I’ve come to learn through teaching my herbal apprenticeship and wild foods classes over the years that the beginners are often the ones who are appropriately cautious, whereas the folks who know a little more can get bold, lose their cautiousness, and make the wrong move. One wrong move can end up being your last move! There are over a thousand species of poisonous plants and fungi in the world, some of which are so poisonous that one tiny piece can kill an adult.
Please ensure you are informed on local poisonous plants to learn before you start foraging. Lists vary depending on your bioregion, so please research your local flora and fauna, consult local field guides, governmental websites, and extension offices, and if at all possible, take a class, workshop, or herb/wildfood walk with someone who is knowledgeable in your area.
7. Legal and neighborly considerations
Always ask for permission from the landowner if harvesting on private land. If you want to harvest on governmental land, you can check with the managing agency for regulations and permits. Be aware of the different classifications of land management. In the United States, national parks are often visited for their natural beauty and are not generally logged or leased for grazing cattle. The U.S. National Forests are often managed for resources and may be clear-cut and grazed by cattle. You can often obtain permits to gather wild plants for personal use from your local U.S. Forest Service. Things are a lot more easy going in Europe! ;-)

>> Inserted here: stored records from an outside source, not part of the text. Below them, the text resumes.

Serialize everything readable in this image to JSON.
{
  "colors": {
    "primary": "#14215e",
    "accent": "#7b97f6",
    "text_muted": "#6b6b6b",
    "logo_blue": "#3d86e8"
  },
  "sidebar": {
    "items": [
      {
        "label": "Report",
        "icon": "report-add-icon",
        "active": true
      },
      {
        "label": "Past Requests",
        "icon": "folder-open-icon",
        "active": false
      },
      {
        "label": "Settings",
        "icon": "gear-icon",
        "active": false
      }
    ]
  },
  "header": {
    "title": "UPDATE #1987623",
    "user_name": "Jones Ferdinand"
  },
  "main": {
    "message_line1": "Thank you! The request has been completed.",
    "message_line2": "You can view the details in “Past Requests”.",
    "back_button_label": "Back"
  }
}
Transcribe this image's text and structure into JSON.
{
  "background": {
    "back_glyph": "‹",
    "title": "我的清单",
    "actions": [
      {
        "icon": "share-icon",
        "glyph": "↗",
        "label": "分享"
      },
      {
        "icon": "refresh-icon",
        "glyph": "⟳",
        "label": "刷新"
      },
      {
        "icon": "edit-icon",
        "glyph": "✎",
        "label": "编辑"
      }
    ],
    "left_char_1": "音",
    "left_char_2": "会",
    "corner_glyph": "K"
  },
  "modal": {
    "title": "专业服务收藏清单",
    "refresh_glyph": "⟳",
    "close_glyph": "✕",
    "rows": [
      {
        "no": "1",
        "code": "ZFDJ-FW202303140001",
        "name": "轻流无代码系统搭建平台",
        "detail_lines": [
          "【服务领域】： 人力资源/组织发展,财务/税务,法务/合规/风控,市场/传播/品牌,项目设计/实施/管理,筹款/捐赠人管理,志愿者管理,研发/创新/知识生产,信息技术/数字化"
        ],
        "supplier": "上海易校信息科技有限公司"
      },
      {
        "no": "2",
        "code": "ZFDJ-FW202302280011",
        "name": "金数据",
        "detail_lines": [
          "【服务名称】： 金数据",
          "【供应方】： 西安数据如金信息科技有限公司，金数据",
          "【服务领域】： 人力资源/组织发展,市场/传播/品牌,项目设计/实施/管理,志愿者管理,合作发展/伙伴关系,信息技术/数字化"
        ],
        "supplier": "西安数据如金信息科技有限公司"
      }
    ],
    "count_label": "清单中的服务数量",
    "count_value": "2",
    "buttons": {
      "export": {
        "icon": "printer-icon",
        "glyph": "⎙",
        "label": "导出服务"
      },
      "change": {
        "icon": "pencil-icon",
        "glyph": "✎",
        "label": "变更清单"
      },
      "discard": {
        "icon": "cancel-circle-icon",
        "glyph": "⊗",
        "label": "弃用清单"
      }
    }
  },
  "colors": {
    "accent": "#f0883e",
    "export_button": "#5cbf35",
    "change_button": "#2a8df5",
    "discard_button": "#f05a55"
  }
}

Before you grab your foraging basket, keep in mind that there are other things to consider. In addition to an understanding of plant identification and how to safely forage in appropriate places, you’ll also want to know when and how to gather each wild food and herb, what parts are medicinal, edible etc.
Frank Cook used to say, “Eat something wild every day!”. I think it’s a reasonable goal, even if it’s just a little nibble. It brings us outdoors and closer to the heart of our sustenance the elements and the plants that sustain each of us with every breath we take.
Happy Foraging! May your baskets be full and your pantries plump with the bounty and beauty of weeds!